Salí del río y me acosté en el suelo, boca abajo, con mi buzo como almohada. Escuché el sonido de las hojas de los árboles a los lejos, chocando entre ellas, movidas por la brisa y a Matías chapoteando, todavía en el agua. Me incorporé y lo miré un rato, pensé que tenía un cuerpo perfecto, el único problema era que estaba incompleto, como un dibujo sin terminar. Le saqué una foto mal centrada, a propósito, para disimular lo particular de su figura. El sonrió y se me acercó. Me preguntó si me gustaba el pueblo, si pensaba quedarme a vivir. Yo entendí la pregunta pero tardé bastante en responder, me quedé tildada mirando las gotitas que le caian por el pecho y no paraban de cambiar de color. Después de un rato le respondí que todavía no sabía si quedarme, que Espigas me encantaba, pero también me aburría porque no había nada para hacer.

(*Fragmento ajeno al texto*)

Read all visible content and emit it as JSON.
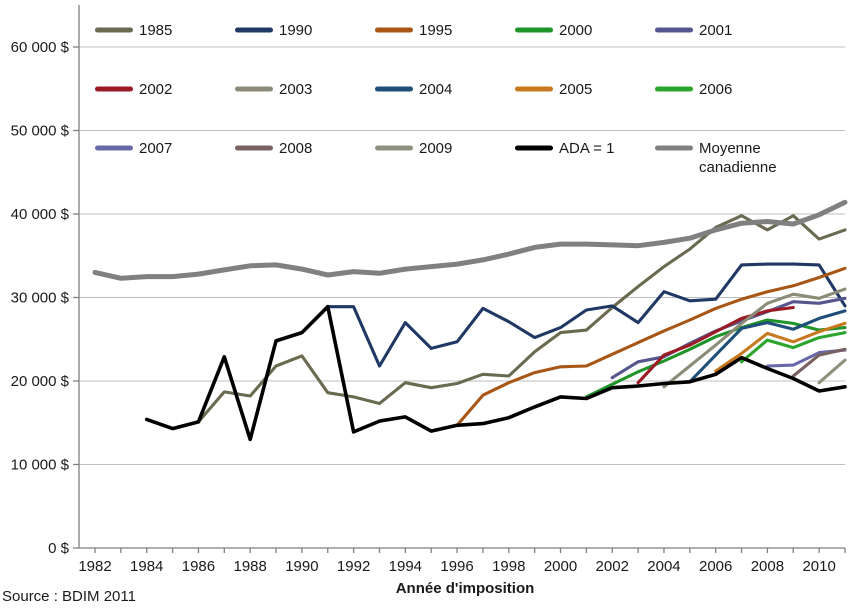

—Hay una banda de cosas para hacer—me acuerdo que me dijo.- Lo que pasa es que hay que encontrar con quién hacerlas—agregó y me guiñó un ojo.
En ese momento lo dudé, pero le terminé dando la razón. Me quedé más de un año. A Espigas no le faltaba nada, a Matías tampoco, con un brazo le era más que suficiente, a veces, incluso, con un par de dedos alcanzaba.